Yearning for True Winter

Winter                   First Moon of the New Year

Cloudy with sun.  Another cheery day here in Denver.  At the moment though my heart yearns for the closed in, snowy gloom of a true northern mid-winter.

This is good weather for taking Ruth on a fabric shopping expedition and granpop will tag along to have lunch with grandma and granddaughter. I look forward to this and will enjoy it.  Probably quite a bit.

But.  It’s not the interior landscape brewed up by howling winds from the northwest, temperatures plunging far below zero and snow so thick going anywhere just can’t happen.

Those days find me in my Herman Miller chair, sandwiched between my desk with its two sloped editing and reading stands and my bookcase with reference materials for art history, philosophy, my current novel, the reimagining faith project and work with Latin.

A crackling fire burns in the green metal gas stove at one end of the small rectangle while my computer and printer punctuate the other.  There’s a tea kettle nearby for heating water to a precise temperature for brewing different kinds of tea.

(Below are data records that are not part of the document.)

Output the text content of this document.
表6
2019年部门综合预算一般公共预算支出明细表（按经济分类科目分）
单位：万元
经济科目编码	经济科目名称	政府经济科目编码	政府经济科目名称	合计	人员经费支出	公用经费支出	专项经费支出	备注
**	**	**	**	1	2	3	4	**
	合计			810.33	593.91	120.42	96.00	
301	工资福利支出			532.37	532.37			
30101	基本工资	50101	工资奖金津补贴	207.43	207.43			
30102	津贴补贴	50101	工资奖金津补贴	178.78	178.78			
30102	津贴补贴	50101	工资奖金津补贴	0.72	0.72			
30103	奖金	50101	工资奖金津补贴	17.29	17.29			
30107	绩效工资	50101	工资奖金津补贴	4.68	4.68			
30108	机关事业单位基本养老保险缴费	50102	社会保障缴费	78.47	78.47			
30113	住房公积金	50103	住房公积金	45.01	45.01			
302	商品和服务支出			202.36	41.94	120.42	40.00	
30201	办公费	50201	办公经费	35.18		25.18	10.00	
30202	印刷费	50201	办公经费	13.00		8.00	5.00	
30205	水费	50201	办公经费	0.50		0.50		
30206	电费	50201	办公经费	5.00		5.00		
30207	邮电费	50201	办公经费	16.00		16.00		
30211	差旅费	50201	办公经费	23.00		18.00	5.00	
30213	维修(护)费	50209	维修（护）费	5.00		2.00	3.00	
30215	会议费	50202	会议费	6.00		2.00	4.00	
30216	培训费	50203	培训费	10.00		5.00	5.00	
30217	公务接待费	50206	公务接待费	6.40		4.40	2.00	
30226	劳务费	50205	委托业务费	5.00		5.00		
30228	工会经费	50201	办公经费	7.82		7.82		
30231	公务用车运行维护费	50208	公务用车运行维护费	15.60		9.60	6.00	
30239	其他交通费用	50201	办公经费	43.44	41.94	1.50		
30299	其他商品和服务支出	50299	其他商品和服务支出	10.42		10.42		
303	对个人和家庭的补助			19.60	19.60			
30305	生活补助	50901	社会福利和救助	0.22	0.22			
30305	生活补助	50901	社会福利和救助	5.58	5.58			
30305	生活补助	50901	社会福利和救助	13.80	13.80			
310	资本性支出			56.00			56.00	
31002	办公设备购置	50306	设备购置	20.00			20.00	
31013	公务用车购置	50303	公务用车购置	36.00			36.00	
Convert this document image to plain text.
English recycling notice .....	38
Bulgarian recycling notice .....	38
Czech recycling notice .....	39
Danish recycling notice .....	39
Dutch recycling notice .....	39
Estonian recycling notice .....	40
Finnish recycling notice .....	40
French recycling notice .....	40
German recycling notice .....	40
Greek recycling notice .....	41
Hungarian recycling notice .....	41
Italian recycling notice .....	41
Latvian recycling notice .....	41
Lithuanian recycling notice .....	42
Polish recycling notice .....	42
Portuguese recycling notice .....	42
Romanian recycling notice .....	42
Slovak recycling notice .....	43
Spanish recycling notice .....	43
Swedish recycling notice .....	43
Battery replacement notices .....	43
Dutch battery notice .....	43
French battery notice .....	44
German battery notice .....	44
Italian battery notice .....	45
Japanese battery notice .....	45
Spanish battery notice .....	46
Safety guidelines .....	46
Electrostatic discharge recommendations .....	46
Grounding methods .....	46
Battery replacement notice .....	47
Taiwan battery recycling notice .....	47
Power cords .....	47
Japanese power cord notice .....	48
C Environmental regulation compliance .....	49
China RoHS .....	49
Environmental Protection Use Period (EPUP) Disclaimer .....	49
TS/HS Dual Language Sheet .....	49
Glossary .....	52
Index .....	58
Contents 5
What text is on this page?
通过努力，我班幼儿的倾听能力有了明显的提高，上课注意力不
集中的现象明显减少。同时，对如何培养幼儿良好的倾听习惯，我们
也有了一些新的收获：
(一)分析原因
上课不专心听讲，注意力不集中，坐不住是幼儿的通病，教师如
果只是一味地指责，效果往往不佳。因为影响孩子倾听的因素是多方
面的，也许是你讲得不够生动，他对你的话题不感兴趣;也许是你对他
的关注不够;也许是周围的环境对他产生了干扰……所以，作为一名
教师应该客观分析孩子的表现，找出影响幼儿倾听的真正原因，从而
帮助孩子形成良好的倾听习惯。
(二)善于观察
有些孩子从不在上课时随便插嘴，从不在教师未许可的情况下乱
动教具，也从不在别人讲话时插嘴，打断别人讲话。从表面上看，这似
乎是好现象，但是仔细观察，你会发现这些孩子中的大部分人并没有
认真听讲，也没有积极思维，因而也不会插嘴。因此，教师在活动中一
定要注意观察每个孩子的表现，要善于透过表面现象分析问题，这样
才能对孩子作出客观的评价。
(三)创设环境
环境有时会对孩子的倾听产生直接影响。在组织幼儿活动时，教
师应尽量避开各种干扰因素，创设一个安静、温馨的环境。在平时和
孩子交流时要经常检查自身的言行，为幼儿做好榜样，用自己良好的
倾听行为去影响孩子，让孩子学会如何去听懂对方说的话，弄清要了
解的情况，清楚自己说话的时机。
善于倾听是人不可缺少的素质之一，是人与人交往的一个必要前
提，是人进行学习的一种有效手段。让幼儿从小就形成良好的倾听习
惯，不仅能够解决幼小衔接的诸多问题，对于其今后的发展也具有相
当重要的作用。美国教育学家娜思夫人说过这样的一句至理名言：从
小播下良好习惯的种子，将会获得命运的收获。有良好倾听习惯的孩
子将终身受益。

Here, my body and mind have learned, work happens.  An odd sort of work, I admit.  Work of the heart and the mind, a wordsmithy, data and information in and paragraphs out.  No leather aprons or bulging biceps required.  Nimble fingers help.

Yes this sort of work happens in all seasons and in all manner of weather, but there is none more suitable than the quiet of a snow silenced, cloud darkened day.

The desire for this weather and this place comes, in part. from missing fall and returning to a weak, almost non-existent winter.  More than that though that yearning reflects a sense that I have identified my work, that I have it underway and I want to stay at it.

That is, however, my feeling this morning, here in the Best Western, before we connect up again with the grandkids.  When we do, this will be the best place to be.